Good news comes in threes as RTW Venture jumps 9.4% in December

Two successful clinical trials and a takeover of one portfolio company by AstraZeneca brought a difficult 2022 to a happy conclusion leaving RTW managers cautiously optimistic.

RTW Venture (RTW ) believes the storm is passing in the heavily sold-off biotech sector after a string of positive market reactions to clinical trials lifted the life sciences fund by 9.4% in December.

The biggest boost for the £220m Guernsey investment company came from Prometheus Biosciences. Shares in the Nasdaq-listed inflammatory disease specialist soared 225% after the company reported good phase two data for its antibody therapy. This pole vaulted the stock from fourth to top place in the portfolio, where it accounts for just over 15% of assets. 

Avidity Biosciences moved up from sixth to fifth place at 4.2% of net asset value (NAV) after its shares jumped 90%. This followed a successful phase one trial proving the concept of its antibody-siRNA therapy for myotonic dystrophy, a genetic condition that causes progressive muscle weakness and wasting.

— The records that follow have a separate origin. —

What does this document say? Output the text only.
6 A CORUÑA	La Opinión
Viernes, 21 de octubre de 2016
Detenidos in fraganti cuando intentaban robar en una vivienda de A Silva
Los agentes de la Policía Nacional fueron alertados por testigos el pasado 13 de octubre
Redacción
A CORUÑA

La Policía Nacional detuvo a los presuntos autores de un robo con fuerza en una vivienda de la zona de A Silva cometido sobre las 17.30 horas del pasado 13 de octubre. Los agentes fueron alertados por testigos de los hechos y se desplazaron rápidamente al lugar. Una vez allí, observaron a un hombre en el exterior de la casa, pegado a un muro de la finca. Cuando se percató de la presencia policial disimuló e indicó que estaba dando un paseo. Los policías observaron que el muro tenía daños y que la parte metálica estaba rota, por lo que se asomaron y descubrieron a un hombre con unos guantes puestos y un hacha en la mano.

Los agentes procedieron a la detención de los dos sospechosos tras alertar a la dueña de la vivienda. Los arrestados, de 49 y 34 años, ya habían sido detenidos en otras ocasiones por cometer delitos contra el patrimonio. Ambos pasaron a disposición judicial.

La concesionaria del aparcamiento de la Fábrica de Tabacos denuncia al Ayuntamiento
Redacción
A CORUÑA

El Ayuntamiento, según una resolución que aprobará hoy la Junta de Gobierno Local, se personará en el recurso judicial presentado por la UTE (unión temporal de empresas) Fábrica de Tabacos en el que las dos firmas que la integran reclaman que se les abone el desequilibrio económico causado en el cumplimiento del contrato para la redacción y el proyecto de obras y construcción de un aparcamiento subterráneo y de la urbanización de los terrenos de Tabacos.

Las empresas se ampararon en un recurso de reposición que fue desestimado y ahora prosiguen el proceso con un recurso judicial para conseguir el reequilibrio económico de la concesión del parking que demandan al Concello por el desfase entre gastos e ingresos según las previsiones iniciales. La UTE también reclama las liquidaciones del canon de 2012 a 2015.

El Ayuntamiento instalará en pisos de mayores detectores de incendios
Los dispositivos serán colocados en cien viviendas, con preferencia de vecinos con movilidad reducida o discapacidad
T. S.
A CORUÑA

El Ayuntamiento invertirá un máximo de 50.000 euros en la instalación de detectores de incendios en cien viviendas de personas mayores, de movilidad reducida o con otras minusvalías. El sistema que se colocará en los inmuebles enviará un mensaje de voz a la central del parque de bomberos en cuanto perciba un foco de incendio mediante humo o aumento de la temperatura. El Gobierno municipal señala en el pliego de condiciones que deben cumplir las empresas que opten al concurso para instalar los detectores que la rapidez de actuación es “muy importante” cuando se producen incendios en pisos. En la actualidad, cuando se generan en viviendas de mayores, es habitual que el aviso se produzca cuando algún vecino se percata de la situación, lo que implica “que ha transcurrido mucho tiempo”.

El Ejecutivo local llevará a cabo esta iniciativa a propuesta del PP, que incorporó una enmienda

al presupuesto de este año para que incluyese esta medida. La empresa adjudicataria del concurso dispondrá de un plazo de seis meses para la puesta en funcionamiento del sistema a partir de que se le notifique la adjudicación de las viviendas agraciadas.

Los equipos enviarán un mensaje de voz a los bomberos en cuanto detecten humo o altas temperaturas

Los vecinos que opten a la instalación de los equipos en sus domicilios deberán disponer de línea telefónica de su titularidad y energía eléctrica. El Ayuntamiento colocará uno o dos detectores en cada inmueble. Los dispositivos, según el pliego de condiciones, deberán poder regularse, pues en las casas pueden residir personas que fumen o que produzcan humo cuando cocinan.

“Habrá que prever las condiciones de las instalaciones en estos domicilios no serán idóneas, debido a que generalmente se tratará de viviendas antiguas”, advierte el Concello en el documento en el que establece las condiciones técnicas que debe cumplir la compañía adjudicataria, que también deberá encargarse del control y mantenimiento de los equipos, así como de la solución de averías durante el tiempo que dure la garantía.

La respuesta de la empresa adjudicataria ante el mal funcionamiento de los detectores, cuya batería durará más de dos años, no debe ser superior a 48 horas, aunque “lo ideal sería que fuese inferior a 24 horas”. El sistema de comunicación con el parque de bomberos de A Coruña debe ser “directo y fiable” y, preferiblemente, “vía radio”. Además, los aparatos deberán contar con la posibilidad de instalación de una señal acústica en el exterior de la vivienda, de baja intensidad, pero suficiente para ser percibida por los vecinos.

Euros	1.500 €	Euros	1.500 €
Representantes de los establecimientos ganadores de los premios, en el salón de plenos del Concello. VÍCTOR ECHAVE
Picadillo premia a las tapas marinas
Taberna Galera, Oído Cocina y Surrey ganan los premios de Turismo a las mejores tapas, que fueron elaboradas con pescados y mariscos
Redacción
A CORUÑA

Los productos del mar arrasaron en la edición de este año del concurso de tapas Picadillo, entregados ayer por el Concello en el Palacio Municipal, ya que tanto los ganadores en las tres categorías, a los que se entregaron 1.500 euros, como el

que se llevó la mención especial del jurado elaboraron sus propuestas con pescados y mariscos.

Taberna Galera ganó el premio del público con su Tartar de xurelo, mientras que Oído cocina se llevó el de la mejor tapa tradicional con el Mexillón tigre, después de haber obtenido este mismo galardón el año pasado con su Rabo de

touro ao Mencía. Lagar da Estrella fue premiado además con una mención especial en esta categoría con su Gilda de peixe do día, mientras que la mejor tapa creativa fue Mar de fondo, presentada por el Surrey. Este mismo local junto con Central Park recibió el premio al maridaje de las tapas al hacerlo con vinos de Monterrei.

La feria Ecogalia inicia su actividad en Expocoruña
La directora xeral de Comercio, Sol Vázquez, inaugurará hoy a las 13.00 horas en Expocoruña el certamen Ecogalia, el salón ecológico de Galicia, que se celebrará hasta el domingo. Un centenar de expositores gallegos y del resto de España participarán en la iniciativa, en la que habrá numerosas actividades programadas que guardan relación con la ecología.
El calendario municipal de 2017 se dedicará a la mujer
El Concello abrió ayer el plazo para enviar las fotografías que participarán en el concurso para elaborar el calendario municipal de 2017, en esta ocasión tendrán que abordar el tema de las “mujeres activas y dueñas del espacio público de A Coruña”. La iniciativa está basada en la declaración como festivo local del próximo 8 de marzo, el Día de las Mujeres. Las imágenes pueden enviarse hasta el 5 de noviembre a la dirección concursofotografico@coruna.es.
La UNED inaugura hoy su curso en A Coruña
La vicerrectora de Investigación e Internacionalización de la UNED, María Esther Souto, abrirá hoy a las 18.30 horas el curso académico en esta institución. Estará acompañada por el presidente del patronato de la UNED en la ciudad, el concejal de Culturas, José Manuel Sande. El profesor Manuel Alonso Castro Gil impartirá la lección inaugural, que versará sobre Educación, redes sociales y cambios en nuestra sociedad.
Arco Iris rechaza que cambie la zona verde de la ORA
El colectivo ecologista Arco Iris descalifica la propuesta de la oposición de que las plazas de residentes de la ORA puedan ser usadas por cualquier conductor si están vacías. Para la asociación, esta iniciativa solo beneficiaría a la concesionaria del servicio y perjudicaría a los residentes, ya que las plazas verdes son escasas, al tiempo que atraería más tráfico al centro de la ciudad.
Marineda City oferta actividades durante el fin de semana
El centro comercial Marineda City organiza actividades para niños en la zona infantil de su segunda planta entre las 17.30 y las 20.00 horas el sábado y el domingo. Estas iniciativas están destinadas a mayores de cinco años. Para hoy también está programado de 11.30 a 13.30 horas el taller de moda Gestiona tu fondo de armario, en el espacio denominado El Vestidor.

The new year continued the good news flow with UK pharma giant AstraZeneca (AZN) agreeing to buy CinCor, a cardiovascular specialist, at a whopping 206% premium. Its shares, in which RTW had a 1.8% weighting, leapt 144%.

All three companies sat in RTW’s core public portfolio which represents 46.3% of NAV. Many of these started as private companies, where the fund is still a big investor, allocating nearly a quarter of assets. The remaining 30% is in other publicly traded healthcare stocks. These non-core positions are held instead of cash and are designed to be sold quickly when more exciting opportunities become available.

Managing director Woody Stileman (pictured below) said valuations in RTW’s small and medium-sized company hunting grounds were at record lows, with one-third of these sub-$10bn companies trading at a discount to the net cash on their balance sheets and two-thirds valued at just 2x cash.

Stileman took heart from the market’s positive reaction to the spate of good news which he said was a complete reversal of the second quarter last year when share prices fell, whatever progress a company was making. 

 

‘The market was shying away from companies that were releasing good data earlier in the year because it knew they would have to come to the market and raise capital and there were concerns about the provision of capital for the sector. Now, good news is leading to good share price outcomes,’ he said.

‘All of these things lead us to believe that we’re in the early innings of a recovery and that’s backed up by the fact that large-cap biopharma was up last year.’

In the second quarter of last year, mergers and acquisitions (an indicator of the health of the sector) had its best quarter since 2018, with 15-20% of the small and medium-sized company market receiving or reported to have received bids over the summer.

The pickup in M&A levels can be put down to the US Inflation Reduction Act of August last year. Its drug pricing component starts in 2026 at the same time as large pharmaceutical companies will see a number of big drug patents expire. To plug the gap in their revenues, they will have to buy smaller drug developers, ‘which leads us to a slightly more positive outlook,’ Stileman said.

Last year, the US Food and Drug Administration (FDA) approved 39 drugs, a decline on the 50 the regulator passed in 2021. However, 13 of those, the highest portion ever, Stileman said, were the type of innovative medicines or gene therapies that RTW focuses on.

‘Despite the headline FDA approvals being lower year-on-year, and that’s probably because they’re still suffering from a Covid hangover, within that the innovation component was significantly higher and that for us is encouraging,’ he explained.

RTW is not introducing gearing, or borrowing, to back up its more positive outlook, largely because the sector was ‘volatile enough’ and returns over the years have been ‘more than enough for us not to have to consider gearing to augment them,’ said Stileman.

RTW has had a wild ride since floating in October 2019. From their $1 listing, shares in the specialist closed-end fund peaked at $2.44 in February 2021 before crashing to a low of $1.01 last summer. They have recovered to $1.29 but trail at a 22% discount to Numis Securities’ estimate of $1.65 NAV per share, which analyst Gavin Trodd said offered an interesting opportunity.